Título: Os trunfos iranianos na disputa com a
Autor: Gilles Lapouge
Fonte: O Estado de São Paulo, 03/09/2006, Internacional, p. A18

O ultimato da ONU exigindo que o Irã suspenda o enriquecimento de seu urânio expirou quinta-feira. Será que o regime do aiatolá Ali Khamenei e do presidente Mahmud Ahmadinejad se submeteria a ele? O Ocidente, ansioso, estava na expectativa. E a resposta veio: os iranianos introduziram quinta-feira pequenas quantidades de carburante, o gás hexafluoreto de urânio, em suas centrífugas. Esta foi sua resposta à ONU: uma contundente "banana".

O que acontecerá agora? Será que a ONU deveria fulminar o Irã com as sanções previstas em caso de recusa iraniana pela Resolução 1.696, aprovada pelo Conselho de Segurança em julho? Seriam basicamente sanções financeiras e a interdição de vistos para as autoridades iranianas. Será que isso faria os iranianos tremerem?

De jeito nenhum. Os iranianos estão se divertindo. Eles pouco se importam. Seu estranho presidente, Ahmadinejad, este homem barroco que quer fazer de seu país uma potência nuclear, no mínimo para poder varrer Israel do mapa, sente-se o dono do jogo.

E, no entanto, a correlação de forças não parece jogar a seu favor. O Irã, sozinho, enfrenta a ONU - sobretudo os cinco países poderosos do Conselho de Segurança (EUA, França, Inglaterra, Rússia, China) - e toda a Europa. Ora, apesar disso tudo, é o Irã que está em posição de força.

Uma primeira razão para isso é a morosidade dos instrumentos da ONU. Serão necessárias duas semanas de consultas para que as Nações Unidas possam definir exatamente que sanções pretendem adotar. Será preciso, sobretudo, obter a concordância de dois dos membros permanentes do Conselho de Segurança com direito a veto, a Rússia e a China. Esses dois países sempre pouparam o Irã, seja mantendo com ele relações econômicas suculentas (petróleo, etc.), seja temendo que um braço-de-ferro com o Irã acabasse incendiando todo o Oriente Médio.

Este é o caso da Rússia, que teme uma repetição do cenário iraquiano. As potências européias compartilham, aliás, essas apreensões da Rússia.

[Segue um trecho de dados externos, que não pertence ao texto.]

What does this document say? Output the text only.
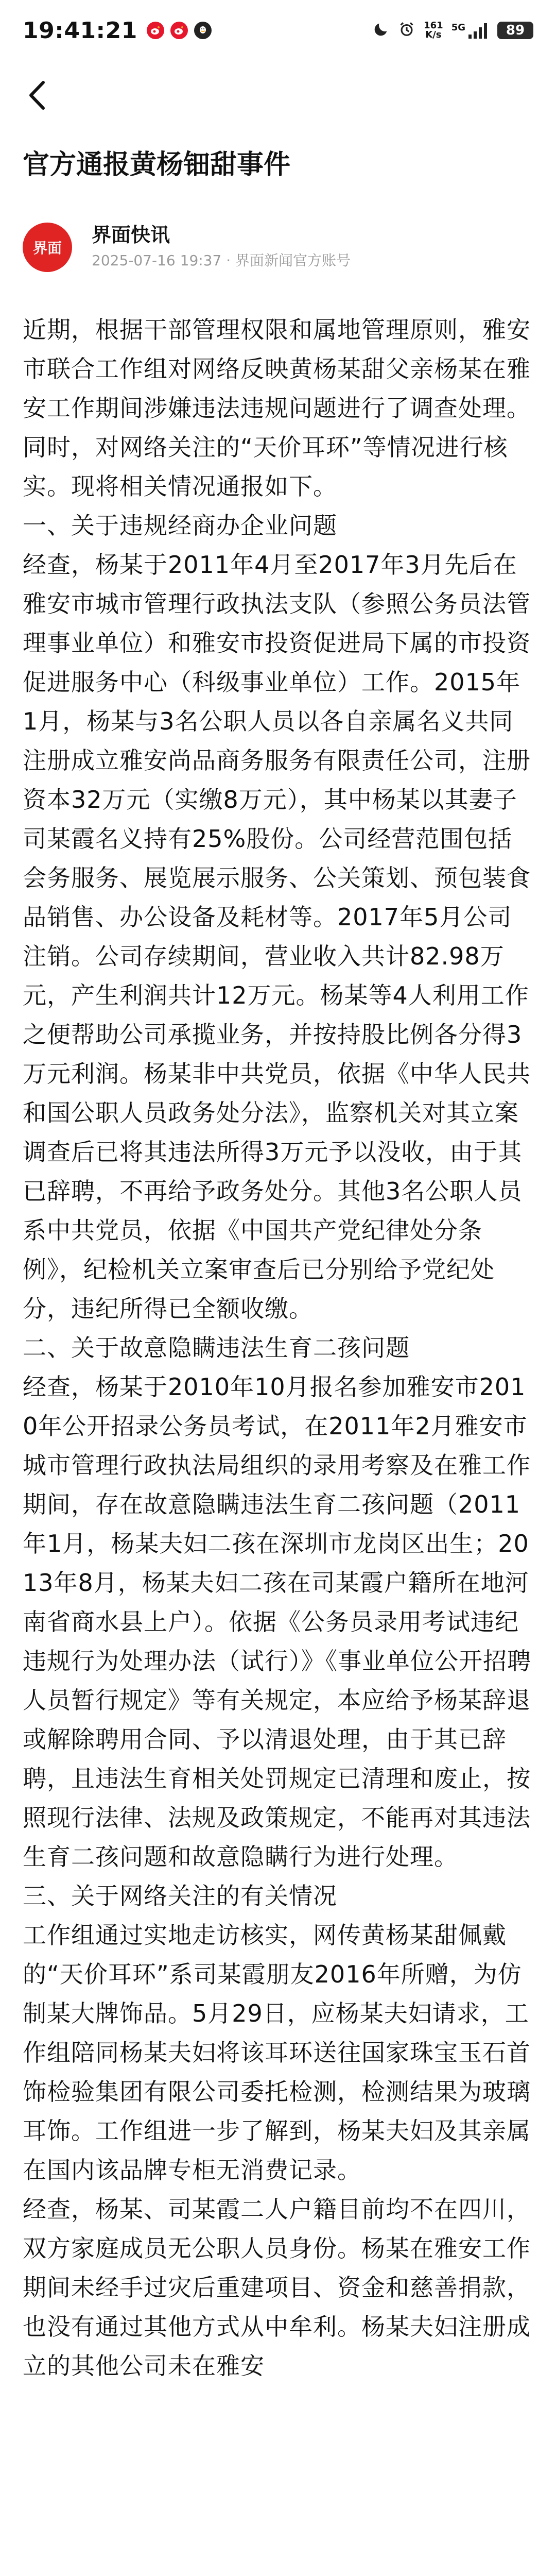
19:41:21	161
K/s
5G	89
官方通报黄杨钿甜事件
界面
界面快讯
2025-07-16 19:37 · 界面新闻官方账号

近期，根据干部管理权限和属地管理原则，雅安市联合工作组对网络反映黄杨某甜父亲杨某在雅安工作期间涉嫌违法违规问题进行了调查处理。同时，对网络关注的“天价耳环”等情况进行核实。现将相关情况通报如下。

一、关于违规经商办企业问题

经查，杨某于2011年4月至2017年3月先后在雅安市城市管理行政执法支队（参照公务员法管理事业单位）和雅安市投资促进局下属的市投资促进服务中心（科级事业单位）工作。2015年1月，杨某与3名公职人员以各自亲属名义共同注册成立雅安尚品商务服务有限责任公司，注册资本32万元（实缴8万元），其中杨某以其妻子司某霞名义持有25%股份。公司经营范围包括会务服务、展览展示服务、公关策划、预包装食品销售、办公设备及耗材等。2017年5月公司注销。公司存续期间，营业收入共计82.98万元，产生利润共计12万元。杨某等4人利用工作之便帮助公司承揽业务，并按持股比例各分得3万元利润。杨某非中共党员，依据《中华人民共和国公职人员政务处分法》，监察机关对其立案调查后已将其违法所得3万元予以没收，由于其已辞聘，不再给予政务处分。其他3名公职人员系中共党员，依据《中国共产党纪律处分条例》，纪检机关立案审查后已分别给予党纪处分，违纪所得已全额收缴。

二、关于故意隐瞒违法生育二孩问题

经查，杨某于2010年10月报名参加雅安市2010年公开招录公务员考试，在2011年2月雅安市城市管理行政执法局组织的录用考察及在雅工作期间，存在故意隐瞒违法生育二孩问题（2011年1月，杨某夫妇二孩在深圳市龙岗区出生；2013年8月，杨某夫妇二孩在司某霞户籍所在地河南省商水县上户）。依据《公务员录用考试违纪违规行为处理办法（试行）》《事业单位公开招聘人员暂行规定》等有关规定，本应给予杨某辞退或解除聘用合同、予以清退处理，由于其已辞聘，且违法生育相关处罚规定已清理和废止，按照现行法律、法规及政策规定，不能再对其违法生育二孩问题和故意隐瞒行为进行处理。

三、关于网络关注的有关情况

工作组通过实地走访核实，网传黄杨某甜佩戴的“天价耳环”系司某霞朋友2016年所赠，为仿制某大牌饰品。5月29日，应杨某夫妇请求，工作组陪同杨某夫妇将该耳环送往国家珠宝玉石首饰检验集团有限公司委托检测，检测结果为玻璃耳饰。工作组进一步了解到，杨某夫妇及其亲属在国内该品牌专柜无消费记录。

经查，杨某、司某霞二人户籍目前均不在四川，双方家庭成员无公职人员身份。杨某在雅安工作期间未经手过灾后重建项目、资金和慈善捐款，也没有通过其他方式从中牟利。杨某夫妇注册成立的其他公司未在雅安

O Ocidente paga assim muito caro pelas trapalhadas de suas últimas empreitadas no Oriente Médio. Sobretudo, claro, a catástrofe do Iraque, mas também o recrudescimento dos combates com o Taleban no Afeganistão, as tentações islâmicas do Paquistão e, por fim, recentemente, a operação lançada por Israel contra o Hezbollah e o Líbano.

Essas ações mobilizaram contra o Ocidente todas as opiniões públicas árabes e muçulmanas (mesmo em países aliados dos EUA). Pior: o fracasso sangrento dos americanos no Iraque e os dissabores das invencíveis Forças Armadas israelenses no Líbano deixaram em farrapos o mito da superioridade esmagadora do Ocidente sobre o Oriente Médio. O Ocidente, graças ao Iraque e ao sul do Líbano, deixou de causar medo. Especialistas militares confirmam. Eles calculam que os EUA, exauridos pelo Iraque, não estariam em condições de atacar o Irã, mais poderoso que o Iraque - a menos que se dispusessem a utilizar armas nucleares, uma hipótese apocalíptica e, portando, excluída.

O Irã, por sua vez, possui trunfos consideráveis: enquanto o Conselho de Segurança da ONU está dividido sobre a atitude a tomar, o presidente iraniano goza, ao contrário, do consenso de seu povo sobre a questão nuclear. Embora Ahmadinejad seja duramente criticado por grande parte dos iranianos por sua megalomania, seu autoritarismo, a censura, a pobreza crescente da população, a arma nuclear conta com o entusiasmo da totalidade do povo iraniano. Essa bomba é o orgulho do povo iraniano.

"Esta bomba é nosso direito", dizem as ruas iranianas, "um direito inalienável, sobretudo para um país (a antiga Pérsia, hoje o Irã) com uma história milenar, enquanto Estados com apenas 50 anos de existência, como Israel ou o Paquistão, já são ambos potências militares nucleares."